The single, most basic definition of a multi-family office is that it manages the wealth of several families. Such an organization would take on the responsibilities of tax and estate planning, lifestyle management, investment advice, risk management, objective financial counsel, coordination of professionals, foundation management, and investment advice, and so on.

Characteristics of Multi-Family Offices (MFO)

First, an MFO would have independence. It usually follows a “service delivery model”, wherein the interests of its clients would always come first. It provides objective advice, but it does not sell or be compensated for products that the clients use.

Second, an MFO provides a wide range of services that all it’s clients need. The goal of all the services is to create a secure financial universe for the families it is serving.

Third, an MFO usually offers multi-generation planning services, which means that the organization would work with entire families for the purpose of passing down the wealth in a tax-efficient way.

Fourth, a high average account size, typically in the tens of millions, but a low client to employee ratio is set. This system would allow for more focus to be given to each of the families the organization serves.

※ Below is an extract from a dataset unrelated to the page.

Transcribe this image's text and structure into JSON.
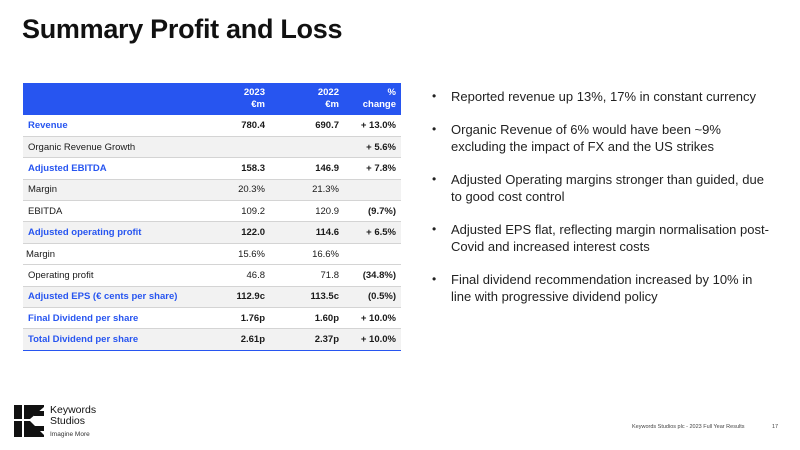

With these characteristics, it is quite common to expect the following benefits from hiring an MFO:

  • Proactive and object advice that is often cross-planted from interaction with other families
  • Creative solutions based on the professionals’ experiences and background
  • Coordination of a team of advisers
  • Integration of services

Why should you use it?

As your wealth grows, control becomes a struggle. Therefore, you need someone or a group of individuals to manage your wealth so you don’t have to spend much time manage it yourself.

A once-complicated system is now simpler and more direct, like below:

YOU  MFO  BANKS, INVESTMENTS, ETC

Because its role is very crucial in the growth and management of a families portfolio, it is very important the family completely trusts their financial advisor. Compared to private banks, an MFO has a low turnover of staff so it’s easier to build very strong relationships between the family and the advisors. Remember that the MFO will also be guiding the future generations through mentoring and education so a strong and lasting relationship is a must.

Be warned, though, that the use of the term “family office” is not protected so anyone can present themselves as an MFO although they aren’t really. Some investigation will be required before a decision is made.